Photo by Kmeron
Andrew Bird might not have a new album out just yet, but like a shark he has to keep moving. If not then he can’t keep disseminating important musical information from his giant musical brain. One imagines his cranium is so full of brilliant musical ideas that if he doesn’t impart them then it might just explode. He channels them into multifarious instruments: the violin, the xylophone, the guitar and the human voice, often utilising two or three at the same time; the data from his grey matter gets fed through looping pedals and into a Matisse-like giant whirring double-headed gramophone that rotates in the background (which one suspects is more functional than just a madcap stage prop). It’s easy to imagine his brain powering the whole stage, in the same way Steve Jobs’ brain seemed to be the grid that kept Apple operational for so long, and why things seemed to go so wrong after his untimely demise.
In the last couple of years Bird has released an album of Handsome Family covers, recorded new ambient works for an installation at Boston’s Institute of Contemporary Arts (Echolocations: Canyon) and put out Hands Of Glory – an eight track companion piece to 2012’s wonderful Break It Yourself. It’s been a busy old time, but it still feels awhile since we’ve really heard anything new – proper!, and tonight at the Philharmonie de Paris, Bird – assisted by a drummer as well as his usual bassist – introduces us to two brand new songs taken from an as-yet-untitled forthcoming album.
‘Truth Lies Low’ is typically oblique on a first listen, showing you enough to tantalise you, but letting you also know it’ll be a labyrinthine chase before you finally get to curl up with the song. The second new track – which may or may not be called ‘St Preservus’ – is uncharacteristically direct, an astonishingly bold power ballad that circumnavigates the pitfalls lesser mortals such as Coldplay so easily tread haplessly into. To even mention the increasingly artless Coldplay in the same breath as Bird feels insulting, and yet there’s something about this song that connects so readily that you begin to wonder if it might even provide a hit. Yes, I’m talking about the charts. Or maybe it’s just the 30-degree heat punishing my brain cells.
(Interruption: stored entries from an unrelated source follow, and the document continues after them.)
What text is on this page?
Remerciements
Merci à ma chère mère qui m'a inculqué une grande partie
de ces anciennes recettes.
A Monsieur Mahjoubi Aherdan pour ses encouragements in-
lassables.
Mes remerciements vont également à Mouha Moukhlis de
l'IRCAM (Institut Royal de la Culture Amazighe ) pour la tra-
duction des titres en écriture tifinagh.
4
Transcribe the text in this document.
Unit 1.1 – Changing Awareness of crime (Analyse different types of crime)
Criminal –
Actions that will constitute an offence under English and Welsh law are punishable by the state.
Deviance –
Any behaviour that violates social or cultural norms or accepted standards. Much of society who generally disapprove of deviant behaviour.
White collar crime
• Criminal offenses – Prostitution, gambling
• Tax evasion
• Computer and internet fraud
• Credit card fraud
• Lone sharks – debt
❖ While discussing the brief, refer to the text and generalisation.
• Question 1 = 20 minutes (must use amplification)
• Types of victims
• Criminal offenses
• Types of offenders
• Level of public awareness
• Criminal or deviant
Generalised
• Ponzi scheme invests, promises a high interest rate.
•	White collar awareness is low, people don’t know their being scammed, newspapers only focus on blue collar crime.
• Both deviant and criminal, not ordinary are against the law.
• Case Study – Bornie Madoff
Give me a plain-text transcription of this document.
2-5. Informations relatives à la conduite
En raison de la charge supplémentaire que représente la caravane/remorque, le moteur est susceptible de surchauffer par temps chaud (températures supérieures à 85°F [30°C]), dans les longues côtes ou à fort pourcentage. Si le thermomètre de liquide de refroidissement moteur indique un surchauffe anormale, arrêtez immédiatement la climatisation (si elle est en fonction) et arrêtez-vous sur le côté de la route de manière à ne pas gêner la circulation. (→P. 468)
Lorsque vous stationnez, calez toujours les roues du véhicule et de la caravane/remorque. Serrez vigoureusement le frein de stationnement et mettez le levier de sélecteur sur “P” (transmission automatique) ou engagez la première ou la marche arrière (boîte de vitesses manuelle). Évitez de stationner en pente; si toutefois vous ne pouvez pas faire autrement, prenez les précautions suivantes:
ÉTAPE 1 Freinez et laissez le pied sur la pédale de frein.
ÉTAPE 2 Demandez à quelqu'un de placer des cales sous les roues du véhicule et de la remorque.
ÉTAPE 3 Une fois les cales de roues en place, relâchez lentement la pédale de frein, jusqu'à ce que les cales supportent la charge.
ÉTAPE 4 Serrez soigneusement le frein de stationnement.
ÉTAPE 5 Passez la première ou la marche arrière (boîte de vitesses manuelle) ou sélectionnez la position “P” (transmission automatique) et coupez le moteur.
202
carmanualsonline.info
A rollicking version of ‘A Nervous Tic Motion Of The Head To The Left’ brings the biggest applause of the evening, sounding remarkably fresh rendered in such punishing fashion. ‘Lusitania’ loses none of its gorgeousness without Annie Clark to duet with, and ‘Danse Caribe’ is as whimsical and life-affirming as ever, with his singing bassist and singing drummer pitch perfect with their harmonies, to the point where it’s almost too immaculate. This mini-tour of Europe may be a pit stop between promotional tours, but it’s clear Bird and the Parisian audience have something of a rapport going on. "Paris was the first place in Europe where people were really getting it a long time ago," he says gratefully towards the conclusion, "so I haven’t forgotten you for that." It’s unlikely les gens at the Philharmonie will be forgetting this show in a hurry either, even if it feels like a warm up for greater things to come.